Model of EBOV transcription initiation. Nonphosphorylated (transcriptionally active) VP30 hexamers form a ternary complex with the viral leader RNA (black line) and VP35. The VP30-VP35 interaction depends on RNA binding as shown in this study. We propose that VP30 clamps the RNA template and VP35/L together, thereby increasing the polymerase's affinity for the (−) RNA template to increase the rate of productive transcription initiation events despite the presence of RNA secondary structures. In the absence of VP30 or upon VP30 phosphorylation (below), VP35/L polymerase complexes bind to the RNA template without VP30, but binding is weaker (more prone to dissociation) and may occur in a nonproductive manner (stalled complexes). As a consequence, polymerases predominantly fail to initiate productive transcription in the presence of stable RNA secondary structures. VP35 is shown here as a trimer but may also form functional tetramers (28, 42).

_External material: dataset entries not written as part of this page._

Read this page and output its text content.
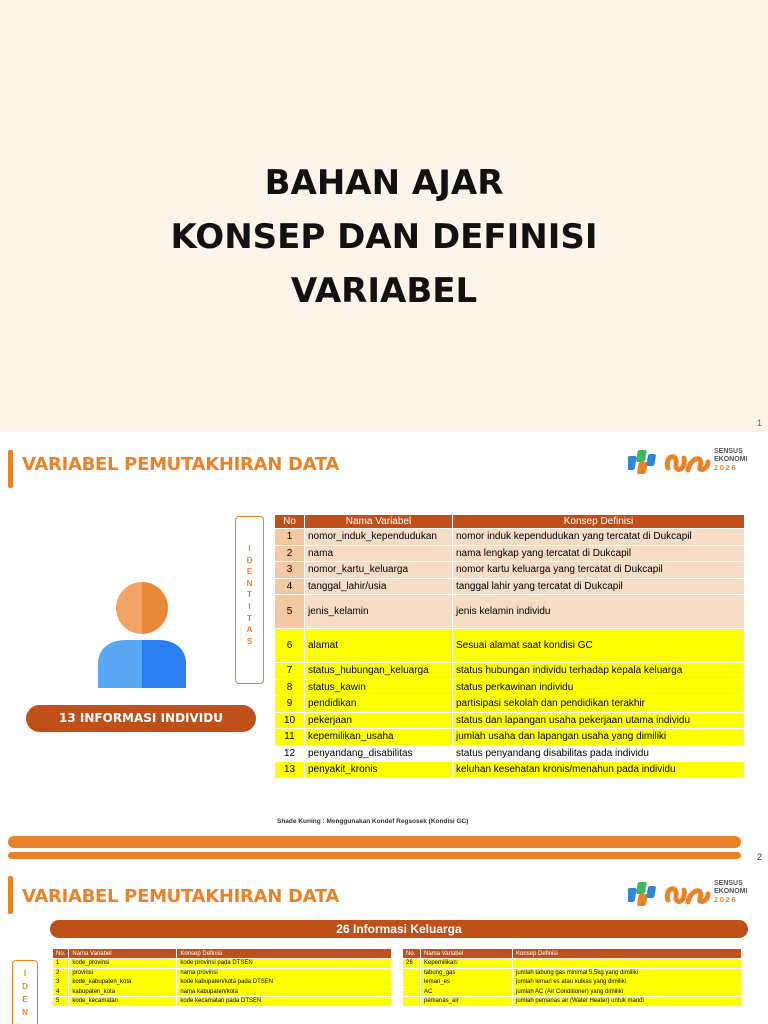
BAHAN AJAR
KONSEP DAN DEFINISI
VARIABEL
1
VARIABEL PEMUTAKHIRAN DATA
SENSUS
EKONOMI
2026
I
D
E
N
T
I
T
A
S
No	Nama Variabel	Konsep Definisi
1	nomor_induk_kependudukan	nomor induk kependudukan yang tercatat di Dukcapil
2	nama	nama lengkap yang tercatat di Dukcapil
3	nomor_kartu_keluarga	nomor kartu keluarga yang tercatat di Dukcapil
4	tanggal_lahir/usia	tanggal lahir yang tercatat di Dukcapil
5	jenis_kelamin	jenis kelamin individu
6	alamat	Sesuai alamat saat kondisi GC
7	status_hubungan_keluarga	status hubungan individu terhadap kepala keluarga
8	status_kawin	status perkawinan individu
9	pendidikan	partisipasi sekolah dan pendidikan terakhir
10	pekerjaan	status dan lapangan usaha pekerjaan utama individu
11	kepemilikan_usaha	jumlah usaha dan lapangan usaha yang dimiliki
12	penyandang_disabilitas	status penyandang disabilitas pada individu
13	penyakit_kronis	keluhan kesehatan kronis/menahun pada individu
13 INFORMASI INDIVIDU
Shade Kuning : Menggunakan Kondef Regsosek (Kondisi GC)
2
VARIABEL PEMUTAKHIRAN DATA
SENSUS
EKONOMI
2026
26 Informasi Keluarga
I
D
E
N
No.	Nama Variabel	Konsep Definisi
1	kode_provinsi	kode provinsi pada DTSEN
2	provinsi	nama provinsi
3	kode_kabupaten_kota	kode kabupaten/kota pada DTSEN
4	kabupaten_kota	nama kabupaten/kota
5	kode_kecamatan	kode kecamatan pada DTSEN
No.	Nama Variabel	Konsep Definisi
26	Kepemilikan:	
	tabung_gas	jumlah tabung gas minimal 5,5kg yang dimiliki
	lemari_es	jumlah lemari es atau kulkas yang dimiliki
	AC	jumlah AC (Air Conditioner) yang dimiliki
	pemanas_air	jumlah pemanas air (Water Heater) untuk mandi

According to our model, VP30 hexamers with no phosphorylation in the serine cluster form a ternary complex with the viral leader RNA and VP35, the latter being part of the polymerase complex (VP35/L). This stabilizes transcription initiation complexes that are otherwise destabilized or stalled by the formation of secondary structures at the transcriptional start site (8, 17). We propose that VP30 clamps the RNA template and VP35/L together to increase the polymerase's affinity for the (−) RNA template, either to prevent the enzyme from dissociation or to stabilize a conformation of the enzyme that allows productive transcriptional initiation in the presence of secondary structures in the template or at the transcript 5′ end (Fig. 7, top). In the absence of VP30 or in the presence of phosphorylated VP30, the fraction of polymerases that successfully initiate transcription is largely decreased (Fig. 7, bottom). This model is supported by the findings of Weik et al. (17), who showed that mutations in the viral 3′ leader weakening the secondary structure at the transcriptional start site enabled VP35/L to transcribe viral mRNA in the absence of VP30. The same or a similar mechanism might be important to reduce the fraction of polymerase complexes that dissociate from the template at each successive gene upon termination of mRNA synthesis instead of reinitiating transcription (18). Thus, we seem to be faced with a polymerase/template complex that is prone to lose its grip on the RNA template in its transcription mode. With VP30, EBOV evolved a transcriptional support factor that keeps the polymerase on “track” through concerted interaction with the template RNA and VP35. It appears plausible in such a context that transcriptional blocks can be cleared by destabilizing the RNA secondary structures that otherwise inhibit the polymerase from productive transcriptional initiation, which then obviates the absolute need for the participation of VP30, as demonstrated in reference 17.